Banking Her (A Billionaire Bad Boys Novella)(14)
He nodded, and the little flecks of gold in the center of his chocolate brown eyes bounced and glittered under the bathroom lights. “Anything.”
“Fuck me in the shower?”
“I don’t want to make you late for your flight, honey, and the things I’m picturing take a whole lot of time.” His words said no, but his cock was definitely saying hell yes against my belly.
“I guess you better speed them up, then,” I responded as I pushed his wet boxer briefs down his legs and started stroking him with my hand.
He smirked, but he didn’t resist, lifting me up by my ass and wrapping my legs around his waist. My back was pressed against the tile, and his cock was inside of me between one breath and the next.
The memory of this would stay with me, almost as clear as if he were with me himself, all the way to San Diego and back.
“Where are you?” Kline asked, without prompting or greeting, as I put the phone to my ear.
“Your mom’s house.”
The answer came on instinct and without any planning. Jokes and jabs were where I really excelled, and amiable insults sometimes felt easier than breathing. But my mind wasn’t really there, on the unexpected phone call with one of my best friends.
In reality, I could feel the cheap Berber of hotel carpet under my feet, and the sun reflected just slightly off the building across the street. The tinted floor-to-ceiling windows of my room kept it from piercing my eyes like it would have if I’d been outside in it directly, though, and my beard was longer than I’d ever let it get. It was like I was one of those Special Forces guys, highly trained to blend into my surroundings even if it meant acclimating to a completely different culture and becoming a longhair. Except, it was actually nothing like that, and the fact that my brain even came up with that analogy just proved how motherfucking insane I was becoming.

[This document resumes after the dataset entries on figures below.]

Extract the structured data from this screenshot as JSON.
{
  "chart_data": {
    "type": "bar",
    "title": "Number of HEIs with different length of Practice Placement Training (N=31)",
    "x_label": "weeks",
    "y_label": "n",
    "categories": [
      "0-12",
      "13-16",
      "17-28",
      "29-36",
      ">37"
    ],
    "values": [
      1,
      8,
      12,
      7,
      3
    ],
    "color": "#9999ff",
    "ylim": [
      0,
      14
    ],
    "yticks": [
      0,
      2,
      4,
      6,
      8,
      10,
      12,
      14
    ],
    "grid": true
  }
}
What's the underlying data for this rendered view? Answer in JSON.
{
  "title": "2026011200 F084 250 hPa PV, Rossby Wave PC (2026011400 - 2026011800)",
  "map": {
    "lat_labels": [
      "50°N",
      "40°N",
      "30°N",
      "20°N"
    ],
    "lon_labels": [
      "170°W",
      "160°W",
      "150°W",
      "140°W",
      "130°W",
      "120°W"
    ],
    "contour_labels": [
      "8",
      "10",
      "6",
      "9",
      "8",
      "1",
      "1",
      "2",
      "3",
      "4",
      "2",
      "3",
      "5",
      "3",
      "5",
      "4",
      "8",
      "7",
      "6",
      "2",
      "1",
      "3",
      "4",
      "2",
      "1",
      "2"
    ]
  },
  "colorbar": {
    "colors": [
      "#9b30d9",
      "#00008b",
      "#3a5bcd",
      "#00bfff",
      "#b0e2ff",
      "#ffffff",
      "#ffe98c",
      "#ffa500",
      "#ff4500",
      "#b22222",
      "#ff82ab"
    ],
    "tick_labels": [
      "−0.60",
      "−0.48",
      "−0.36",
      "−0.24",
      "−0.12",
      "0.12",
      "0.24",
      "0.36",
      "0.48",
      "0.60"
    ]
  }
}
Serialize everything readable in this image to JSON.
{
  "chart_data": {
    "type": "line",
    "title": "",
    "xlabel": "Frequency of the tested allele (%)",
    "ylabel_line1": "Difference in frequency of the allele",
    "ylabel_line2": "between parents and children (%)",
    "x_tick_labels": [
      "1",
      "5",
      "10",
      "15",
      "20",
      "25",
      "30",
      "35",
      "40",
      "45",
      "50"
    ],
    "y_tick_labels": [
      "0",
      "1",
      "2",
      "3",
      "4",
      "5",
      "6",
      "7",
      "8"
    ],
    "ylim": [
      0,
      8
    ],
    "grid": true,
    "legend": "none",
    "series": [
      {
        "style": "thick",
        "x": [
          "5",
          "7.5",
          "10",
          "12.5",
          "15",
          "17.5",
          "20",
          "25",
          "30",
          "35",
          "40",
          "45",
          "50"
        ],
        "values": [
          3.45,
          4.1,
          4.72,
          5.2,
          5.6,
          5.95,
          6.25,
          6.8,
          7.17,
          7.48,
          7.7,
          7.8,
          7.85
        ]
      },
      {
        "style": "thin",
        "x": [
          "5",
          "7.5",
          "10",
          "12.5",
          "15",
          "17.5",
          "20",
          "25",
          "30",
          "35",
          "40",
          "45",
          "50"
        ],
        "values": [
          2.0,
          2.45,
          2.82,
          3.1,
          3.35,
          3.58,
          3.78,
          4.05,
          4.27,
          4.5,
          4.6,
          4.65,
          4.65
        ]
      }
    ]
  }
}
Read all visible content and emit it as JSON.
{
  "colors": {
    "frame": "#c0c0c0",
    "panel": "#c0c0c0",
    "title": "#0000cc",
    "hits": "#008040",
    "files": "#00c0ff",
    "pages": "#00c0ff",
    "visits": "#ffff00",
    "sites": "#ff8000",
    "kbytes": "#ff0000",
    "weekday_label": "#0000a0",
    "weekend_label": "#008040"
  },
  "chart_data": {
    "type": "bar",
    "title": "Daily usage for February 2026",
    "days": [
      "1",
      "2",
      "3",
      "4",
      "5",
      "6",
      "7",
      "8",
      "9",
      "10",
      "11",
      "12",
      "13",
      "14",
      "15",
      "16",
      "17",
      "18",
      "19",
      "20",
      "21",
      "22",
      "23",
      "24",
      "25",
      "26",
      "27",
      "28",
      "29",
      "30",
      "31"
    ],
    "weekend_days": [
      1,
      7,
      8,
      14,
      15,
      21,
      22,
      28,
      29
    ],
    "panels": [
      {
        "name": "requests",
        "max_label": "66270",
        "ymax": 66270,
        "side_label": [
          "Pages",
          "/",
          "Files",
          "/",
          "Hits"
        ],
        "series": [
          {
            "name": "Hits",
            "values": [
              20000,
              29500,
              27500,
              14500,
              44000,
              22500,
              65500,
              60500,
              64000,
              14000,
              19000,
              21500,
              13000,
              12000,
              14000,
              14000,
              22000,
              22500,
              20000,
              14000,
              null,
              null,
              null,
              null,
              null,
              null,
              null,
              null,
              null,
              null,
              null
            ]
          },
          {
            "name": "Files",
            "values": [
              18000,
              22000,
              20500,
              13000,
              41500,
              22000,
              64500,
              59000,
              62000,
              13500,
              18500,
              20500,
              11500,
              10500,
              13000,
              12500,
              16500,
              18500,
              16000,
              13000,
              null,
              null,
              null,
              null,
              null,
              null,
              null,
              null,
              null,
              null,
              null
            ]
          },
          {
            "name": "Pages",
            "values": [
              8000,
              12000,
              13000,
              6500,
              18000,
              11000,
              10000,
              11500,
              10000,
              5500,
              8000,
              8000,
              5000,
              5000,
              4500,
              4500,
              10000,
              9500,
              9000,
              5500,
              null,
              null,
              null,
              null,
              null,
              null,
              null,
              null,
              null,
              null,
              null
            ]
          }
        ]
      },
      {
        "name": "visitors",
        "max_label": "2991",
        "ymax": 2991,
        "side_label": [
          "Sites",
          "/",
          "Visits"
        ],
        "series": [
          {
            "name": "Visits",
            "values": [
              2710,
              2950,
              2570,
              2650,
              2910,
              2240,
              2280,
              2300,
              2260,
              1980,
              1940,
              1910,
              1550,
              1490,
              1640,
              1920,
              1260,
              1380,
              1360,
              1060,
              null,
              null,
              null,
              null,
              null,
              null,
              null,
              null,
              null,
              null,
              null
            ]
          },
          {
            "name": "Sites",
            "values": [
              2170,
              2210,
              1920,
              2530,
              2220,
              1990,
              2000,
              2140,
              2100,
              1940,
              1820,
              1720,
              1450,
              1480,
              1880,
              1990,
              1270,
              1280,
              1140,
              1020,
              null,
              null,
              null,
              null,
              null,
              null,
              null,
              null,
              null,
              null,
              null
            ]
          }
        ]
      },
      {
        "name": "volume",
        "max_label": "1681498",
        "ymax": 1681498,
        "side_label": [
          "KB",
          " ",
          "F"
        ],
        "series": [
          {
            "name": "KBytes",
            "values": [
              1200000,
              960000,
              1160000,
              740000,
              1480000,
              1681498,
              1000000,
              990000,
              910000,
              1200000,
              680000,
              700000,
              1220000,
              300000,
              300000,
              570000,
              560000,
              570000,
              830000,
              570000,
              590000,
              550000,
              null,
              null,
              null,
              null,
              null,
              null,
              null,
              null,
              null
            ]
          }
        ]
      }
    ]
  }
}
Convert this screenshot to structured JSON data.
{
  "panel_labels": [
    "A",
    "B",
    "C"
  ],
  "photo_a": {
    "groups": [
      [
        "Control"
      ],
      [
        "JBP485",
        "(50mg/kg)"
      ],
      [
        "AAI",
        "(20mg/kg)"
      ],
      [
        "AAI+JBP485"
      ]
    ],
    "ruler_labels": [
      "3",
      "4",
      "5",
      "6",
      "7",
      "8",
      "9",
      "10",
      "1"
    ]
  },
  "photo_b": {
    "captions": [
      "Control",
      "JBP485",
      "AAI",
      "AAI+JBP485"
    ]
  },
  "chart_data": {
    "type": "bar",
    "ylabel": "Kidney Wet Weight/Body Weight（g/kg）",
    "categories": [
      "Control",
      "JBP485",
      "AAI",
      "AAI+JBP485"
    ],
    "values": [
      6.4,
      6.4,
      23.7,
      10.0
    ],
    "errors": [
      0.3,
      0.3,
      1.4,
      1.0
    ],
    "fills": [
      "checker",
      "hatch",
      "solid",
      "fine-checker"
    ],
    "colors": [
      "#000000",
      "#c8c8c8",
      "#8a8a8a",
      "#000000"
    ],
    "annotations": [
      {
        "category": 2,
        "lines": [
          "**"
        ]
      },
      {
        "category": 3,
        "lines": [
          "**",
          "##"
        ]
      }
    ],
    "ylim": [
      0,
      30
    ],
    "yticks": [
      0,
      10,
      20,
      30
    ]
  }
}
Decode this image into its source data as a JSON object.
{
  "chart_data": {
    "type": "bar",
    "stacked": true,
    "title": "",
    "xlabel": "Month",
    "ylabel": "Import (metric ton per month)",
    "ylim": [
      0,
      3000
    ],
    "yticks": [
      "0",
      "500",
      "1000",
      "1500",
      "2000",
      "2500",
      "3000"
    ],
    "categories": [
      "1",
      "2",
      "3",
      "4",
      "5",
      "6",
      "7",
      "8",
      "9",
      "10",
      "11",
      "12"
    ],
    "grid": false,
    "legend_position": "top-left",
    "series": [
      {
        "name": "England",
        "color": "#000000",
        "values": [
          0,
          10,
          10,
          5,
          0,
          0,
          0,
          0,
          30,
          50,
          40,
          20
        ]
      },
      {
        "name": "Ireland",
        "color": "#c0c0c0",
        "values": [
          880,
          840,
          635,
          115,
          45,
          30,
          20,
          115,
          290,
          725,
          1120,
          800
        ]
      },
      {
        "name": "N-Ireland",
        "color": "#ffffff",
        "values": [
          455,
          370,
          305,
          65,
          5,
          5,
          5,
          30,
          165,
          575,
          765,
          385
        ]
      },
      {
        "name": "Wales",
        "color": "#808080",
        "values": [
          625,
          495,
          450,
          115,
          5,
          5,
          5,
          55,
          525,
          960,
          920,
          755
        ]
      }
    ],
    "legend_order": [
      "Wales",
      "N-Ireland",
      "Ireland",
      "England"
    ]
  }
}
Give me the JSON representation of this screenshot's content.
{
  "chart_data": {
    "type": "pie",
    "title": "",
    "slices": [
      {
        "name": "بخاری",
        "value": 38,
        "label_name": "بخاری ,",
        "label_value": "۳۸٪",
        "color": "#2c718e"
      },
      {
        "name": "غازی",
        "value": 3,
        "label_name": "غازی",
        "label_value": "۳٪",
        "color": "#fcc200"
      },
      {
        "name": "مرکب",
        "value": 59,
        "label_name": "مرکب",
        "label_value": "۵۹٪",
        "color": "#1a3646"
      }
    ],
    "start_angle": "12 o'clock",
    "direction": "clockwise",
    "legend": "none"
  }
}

“Maureen would be nothing less than disgusted with you right now.”
I shook off my self-loathing and focused on the voice in my ear.
“Hey, I didn’t mean Maur any disrespect, and I think she knows me well enough to understand that.”
He laughed a little, but it was more than an auditory display of mirth. Sort of, Ha-ha, that Thatch, what a ridiculous fuck. And really, right now, I agreed with him.
“Trust me, she doesn’t.”
“Well, fuck. Do I need to worry about Bob hunting me down?” I asked, trying to keep my tone light.
Kline breathed the sigh of the beleaguered. “I was calling to see if you wanted to have lunch. But now I don’t think I want to have lunch with you.”
“Well, then,” I said through a laugh. “I guess it’s a good thing I’m not in town then, huh?”
“You’re not in town?” I could practically see his eyebrows snapping together in my head. No statement was simple where he was concerned, and frankly, he was right. There was always deeper meaning. He was just better at mining for it than anyone else I knew. “Where the hell are you?”
“Business,” I answered as I lifted the binoculars to my eyes and trained them on the building across the street. Then I shook my eyes to clear them when I realized I was too close to need binoculars and set them back on the table to my right.
“Business?” Kline asked, skeptical. “How incredibly fucking vague. I was actually after a location. You know, a state, a country, maybe even a city on Planet Earth.”
“I’m busy, okay?” I told him honestly. I didn’t plan to tell him much else since I’d pretty much lost my goddamn mind, but I liked Kline. He deserved at least a little tiny crumb of truth.
“Busy doing what?” he pushed, and then I sighed.
My impatience was about to peak in an all-out musical crescendo.
She was supposed to have been there by now. I’d wanted to follow her the whole way. From her hotel to the supply pickup to the actual shoot, but I’d managed to talk myself out of going full-on paparazzi. That’s what made celebrities get into car accidents all the time, and well, that would completely defeat the entire point of everything I’d sunk so low to do.
“I have to go,” I told him, and I did. I didn’t particularly feel like weeping while I was on the phone with him, and the longer it took Cassie to arrive, the more scenarios of death and carnage and blood passed through my not-well mind. Seriously, this was probably the early stages of a psychotic break, and not at all in keeping with everything I hoped I’d be as a father.
Namely, not a fucking stalker.
Yes, stalking. I’m stalking the soon-to-be mother of my child.
Don’t say a goddamn word. I know, okay? I know.
“What’s going on?” Kline asked again, in that annoying as fuck voice that said he knew everything, and anything he didn’t know, he’d find out. Goddammit. The cliff above Lose-Your-Fucking-Mind-Burg was already steep, my huge tree-trunk legs walking right along the edge, and he wasn’t helping.